İlaç tedavisi hedefleniyor
Özçelik, ön çalışmalarda kahverengi yağ dokusu ile obezite arasında ilişki kurduklarını belirterek, sözlerine şöyle sürdürdü:
“Konsorsiyum olarak kahverengi yağ dokusunun bir tedavi hedefi olacağını ileri sürüyoruz. Bu tedavi hedefini tanımlamak için ise genler aracılığıyla bu dokuya giriş yapıyoruz. Ailelerde mutasyon taşıyan bireylerin tespit edilmesinin ardından o genlerin hayvan modellerinin oluşturulmasını sağlayacağız. Hayvan modellerinden kastım farede, zebra balığında ve bunun dışında hücre kültürlerinde yürütmekte olduğumuz incelemelerdir. Buradan da tabii hem yaşam tarzındaki değişiklikler, hem de ilaç tedavisi için yeni hedefleri belirlemek üzere yola çıkmış bulunuyoruz.”
Özçelik, yaptıkları ön araştırmalarda ayrıca ekşi tat duyusu ile obezite arasında bir ilişki olduğu yönünde bilgilere ulaştıklarını da bildirdi.
“Diyeceğiz ki ‘sizin geniniz tamamen bozulmuş, kırılmış, yok'”

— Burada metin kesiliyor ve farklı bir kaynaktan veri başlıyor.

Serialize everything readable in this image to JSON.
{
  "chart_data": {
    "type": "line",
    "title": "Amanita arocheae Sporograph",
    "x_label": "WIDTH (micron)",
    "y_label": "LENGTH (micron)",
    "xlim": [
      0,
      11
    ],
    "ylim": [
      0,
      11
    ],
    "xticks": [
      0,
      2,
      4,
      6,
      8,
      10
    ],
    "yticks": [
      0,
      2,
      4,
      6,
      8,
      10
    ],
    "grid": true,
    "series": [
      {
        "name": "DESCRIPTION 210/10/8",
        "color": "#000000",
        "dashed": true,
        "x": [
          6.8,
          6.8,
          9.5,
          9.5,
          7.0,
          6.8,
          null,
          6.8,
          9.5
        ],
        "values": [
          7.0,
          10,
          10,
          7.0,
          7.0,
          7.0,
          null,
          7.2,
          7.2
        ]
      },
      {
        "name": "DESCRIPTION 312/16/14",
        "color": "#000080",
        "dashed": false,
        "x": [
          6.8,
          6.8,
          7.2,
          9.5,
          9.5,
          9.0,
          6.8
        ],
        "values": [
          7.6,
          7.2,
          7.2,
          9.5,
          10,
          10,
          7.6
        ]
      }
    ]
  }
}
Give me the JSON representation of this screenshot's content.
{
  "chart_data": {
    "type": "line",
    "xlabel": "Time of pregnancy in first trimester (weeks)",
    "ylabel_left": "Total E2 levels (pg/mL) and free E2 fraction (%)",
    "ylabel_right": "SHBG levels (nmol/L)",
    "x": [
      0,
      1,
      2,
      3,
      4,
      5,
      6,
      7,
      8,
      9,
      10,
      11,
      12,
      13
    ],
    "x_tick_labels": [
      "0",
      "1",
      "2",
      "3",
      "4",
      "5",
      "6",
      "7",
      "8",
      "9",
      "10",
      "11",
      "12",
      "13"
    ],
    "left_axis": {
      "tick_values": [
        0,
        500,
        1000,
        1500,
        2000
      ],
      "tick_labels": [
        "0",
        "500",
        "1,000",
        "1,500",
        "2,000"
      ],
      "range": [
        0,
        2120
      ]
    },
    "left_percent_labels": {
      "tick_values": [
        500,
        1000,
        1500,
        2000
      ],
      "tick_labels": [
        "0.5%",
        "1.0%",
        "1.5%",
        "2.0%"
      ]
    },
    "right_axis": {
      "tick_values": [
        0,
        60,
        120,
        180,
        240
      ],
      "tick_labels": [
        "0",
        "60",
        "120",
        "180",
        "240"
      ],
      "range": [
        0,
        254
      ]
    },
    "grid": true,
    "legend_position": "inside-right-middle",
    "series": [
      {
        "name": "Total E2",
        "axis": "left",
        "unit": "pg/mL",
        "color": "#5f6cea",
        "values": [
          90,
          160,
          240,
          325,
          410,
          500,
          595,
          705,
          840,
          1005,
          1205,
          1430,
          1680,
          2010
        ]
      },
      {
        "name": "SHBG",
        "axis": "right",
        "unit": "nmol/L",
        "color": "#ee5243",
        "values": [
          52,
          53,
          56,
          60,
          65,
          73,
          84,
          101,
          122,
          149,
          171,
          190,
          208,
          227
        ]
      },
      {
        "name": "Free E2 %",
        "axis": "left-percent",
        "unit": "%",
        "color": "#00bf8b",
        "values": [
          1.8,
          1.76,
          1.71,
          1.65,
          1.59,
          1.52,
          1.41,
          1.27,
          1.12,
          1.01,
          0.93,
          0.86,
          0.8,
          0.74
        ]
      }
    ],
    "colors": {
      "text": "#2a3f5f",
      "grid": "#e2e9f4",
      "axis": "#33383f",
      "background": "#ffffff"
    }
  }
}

Özçelik, “Vücuttaki kahverengi yağ dokularını artıracak ilaçlar bulduğunuzda obezite ile ilgili nasıl bir tedavi öngörüyorsunuz?” sorusu üzerine şu değerlendirmelerde bulundu:
“Bilgi güçtür. Buluşlarımız hayata geçtiğinde, insanlar önce ayağını yorganına göre uzatmanın önemini görecek. Yani doğuştan ‘obezite geni taşınıyorsa’ bu bilinecek ve ona göre önlemler alabilecek. Ama buna rağmen iştah merkezi bozuk olan ‘elimde değil ki ne yapayım’ diyenler oluyor. Bunların da işte beyin merkezlerini idare etmeyi hedefliyoruz. Bunun için ilaçlar gelişmeye başlandı. Bunun ilk örneği leptindir. Ondan sonra melanokortin 4 reseptör sistemini oluşturan genler bulunuyor. Bu genleri hedefleyen ilaçlar var. Bu ilaçları alan insanlar zayıflıyor. Şimdi burada topluma vermemiz gereken çok önemli bir başka mesaj ise şu, obezite var, obezite var. Yani bir balık etliler var, bir şişmanlar var, bir de kapıdan girmeyenler var. Bize buluşu yaptıranlar, kapıdan girmeyenler oluyor. Gen bozukluğunda ise ya gen hiç çalışmıyor ya da gen tembel. Kişi doğduğu andan itibaren geni bildiğimiz takdirde insanlara diyeceğiz ki ‘sizin geniniz tamamen bozulmuş, kırılmış, yok’. Veya bir başka kişiye ‘sizin geniniz tembel, yüzde 30 verimle çalışıyor. Onun için dikkatli olun, sağlıklı ve doğal beslenin, aburcubur, hızlı tüketim ürünlerinin yanına bile uğramayın, düzenli egzersizinizi yapın, uyku hijyeninize dikkat edin’ diyeceğiz.”